Effect of vitamin D3 on circulating and intra-testicular vitamin D3 levels. (A) Circulating vitamin D3 levels showed significant decreased (P < 0.05) in D-gal-induced aged rat. (B) Intra-testicular vitamin D3 levels showed significant (P < 0.05) increased in the testis of normal rat treated with vitamin D3 compared to other groups. Values are mean ± SEM (n = 6) and different superscripts show significant (P < 0.05) difference. CN Control, DG D-galactose, DG40D D-galactose plus 40 IU/Kg vitamin D3, DG400D D-galactose plus 400 IU/Kg vitamin D3, 40D 40 IU/Kg vitamin D3, 400D 400 IU/Kg vitamin D3 groups.

Figure 8

Effect of vitamin D3 on circulating and intra-testicular AGE levels. (A) Circulating AGE levels showed significant increased (P < 0.05) in D-gal-induced aged rat group and D-gal aged art treated with vitamin D3 40 IU/Kg groups compared to other groups (DG and DG40D). (B) Intra-testicular AGE levels showed significant (P < 0.05) increased in the testis of DG, DG40D and DG400D compared to other groups. Values are mean ± SEM (n = 6) and different superscripts show significant (P < 0.05) difference. CN Control, DG D-galactose, DG40D D-galactose plus 40 IU/Kg vitamin D3, DG400D D-galactose plus 400 IU/Kg vitamin D3, 40D 40 IU/Kg vitamin D3, 400D 400 IU/Kg vitamin D3 groups.

Figure 9

A-F Effect of vitamin D3 on the localization of VDR in the testis of different groups.
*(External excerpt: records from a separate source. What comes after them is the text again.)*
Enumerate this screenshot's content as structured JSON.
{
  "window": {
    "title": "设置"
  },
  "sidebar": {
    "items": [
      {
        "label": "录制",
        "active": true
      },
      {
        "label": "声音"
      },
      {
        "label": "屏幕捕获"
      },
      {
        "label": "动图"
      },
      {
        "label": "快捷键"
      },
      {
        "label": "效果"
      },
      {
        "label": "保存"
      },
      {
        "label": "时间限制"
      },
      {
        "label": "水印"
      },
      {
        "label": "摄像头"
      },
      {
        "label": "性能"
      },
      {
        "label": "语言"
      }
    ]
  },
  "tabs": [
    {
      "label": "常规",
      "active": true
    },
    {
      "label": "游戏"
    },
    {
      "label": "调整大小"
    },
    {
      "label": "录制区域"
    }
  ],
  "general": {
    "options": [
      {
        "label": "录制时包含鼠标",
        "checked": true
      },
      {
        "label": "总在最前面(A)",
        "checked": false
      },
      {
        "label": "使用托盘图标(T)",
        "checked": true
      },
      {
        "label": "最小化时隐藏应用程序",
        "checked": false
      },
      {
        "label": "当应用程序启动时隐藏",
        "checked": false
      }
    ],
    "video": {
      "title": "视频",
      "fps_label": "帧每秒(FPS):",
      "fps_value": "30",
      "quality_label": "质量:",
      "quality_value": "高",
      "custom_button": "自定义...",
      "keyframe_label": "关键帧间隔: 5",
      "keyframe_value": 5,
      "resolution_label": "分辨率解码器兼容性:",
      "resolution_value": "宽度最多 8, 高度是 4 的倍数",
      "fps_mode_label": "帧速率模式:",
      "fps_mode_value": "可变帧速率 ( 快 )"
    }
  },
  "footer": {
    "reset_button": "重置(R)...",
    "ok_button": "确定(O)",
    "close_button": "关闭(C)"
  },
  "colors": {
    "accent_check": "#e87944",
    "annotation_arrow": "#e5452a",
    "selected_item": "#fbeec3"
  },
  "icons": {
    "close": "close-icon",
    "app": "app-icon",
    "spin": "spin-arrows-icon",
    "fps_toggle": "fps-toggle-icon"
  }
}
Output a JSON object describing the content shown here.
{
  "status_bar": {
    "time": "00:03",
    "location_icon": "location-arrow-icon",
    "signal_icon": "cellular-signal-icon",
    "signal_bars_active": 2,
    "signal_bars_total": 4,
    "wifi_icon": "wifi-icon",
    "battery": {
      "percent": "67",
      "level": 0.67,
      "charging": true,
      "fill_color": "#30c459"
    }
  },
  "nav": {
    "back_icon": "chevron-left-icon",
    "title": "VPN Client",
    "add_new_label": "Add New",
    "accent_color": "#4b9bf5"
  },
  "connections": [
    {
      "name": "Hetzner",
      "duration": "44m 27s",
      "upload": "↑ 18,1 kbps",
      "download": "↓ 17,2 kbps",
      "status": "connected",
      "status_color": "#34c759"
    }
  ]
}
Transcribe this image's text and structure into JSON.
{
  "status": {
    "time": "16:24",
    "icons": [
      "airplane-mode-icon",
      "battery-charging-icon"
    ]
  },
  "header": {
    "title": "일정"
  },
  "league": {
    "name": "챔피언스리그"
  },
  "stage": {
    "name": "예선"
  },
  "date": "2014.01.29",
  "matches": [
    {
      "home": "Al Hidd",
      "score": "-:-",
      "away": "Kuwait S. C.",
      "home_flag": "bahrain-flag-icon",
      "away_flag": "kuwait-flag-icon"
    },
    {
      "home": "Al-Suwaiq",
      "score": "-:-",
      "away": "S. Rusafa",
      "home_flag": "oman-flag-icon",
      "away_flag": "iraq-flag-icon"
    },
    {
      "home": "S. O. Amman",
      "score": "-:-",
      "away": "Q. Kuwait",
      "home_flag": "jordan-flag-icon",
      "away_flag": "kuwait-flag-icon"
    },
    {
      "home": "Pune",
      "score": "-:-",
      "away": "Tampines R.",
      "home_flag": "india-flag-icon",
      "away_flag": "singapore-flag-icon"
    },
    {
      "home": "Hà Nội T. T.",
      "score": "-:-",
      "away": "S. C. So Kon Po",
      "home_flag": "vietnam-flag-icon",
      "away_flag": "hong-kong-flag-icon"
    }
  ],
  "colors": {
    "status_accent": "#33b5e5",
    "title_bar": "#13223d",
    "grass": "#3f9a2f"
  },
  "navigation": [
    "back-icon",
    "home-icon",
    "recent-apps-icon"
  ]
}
Control rat showed localization of VDR in Leydig cells (L), Sertoli cells, Spermatogonia (Spg) and Primary spermatocytes (Psc). (A) The testis of D-gal-induced aged rat showed no immunostaining of VDR. (B) The treatment of vitamin D3 resume the localization of VDR in the testis. (C,D) The alone treatment of vitamin D3 to normal rat also showed distinct localization of VDR in the testis. (E,F) The figure showed 40X magnifications.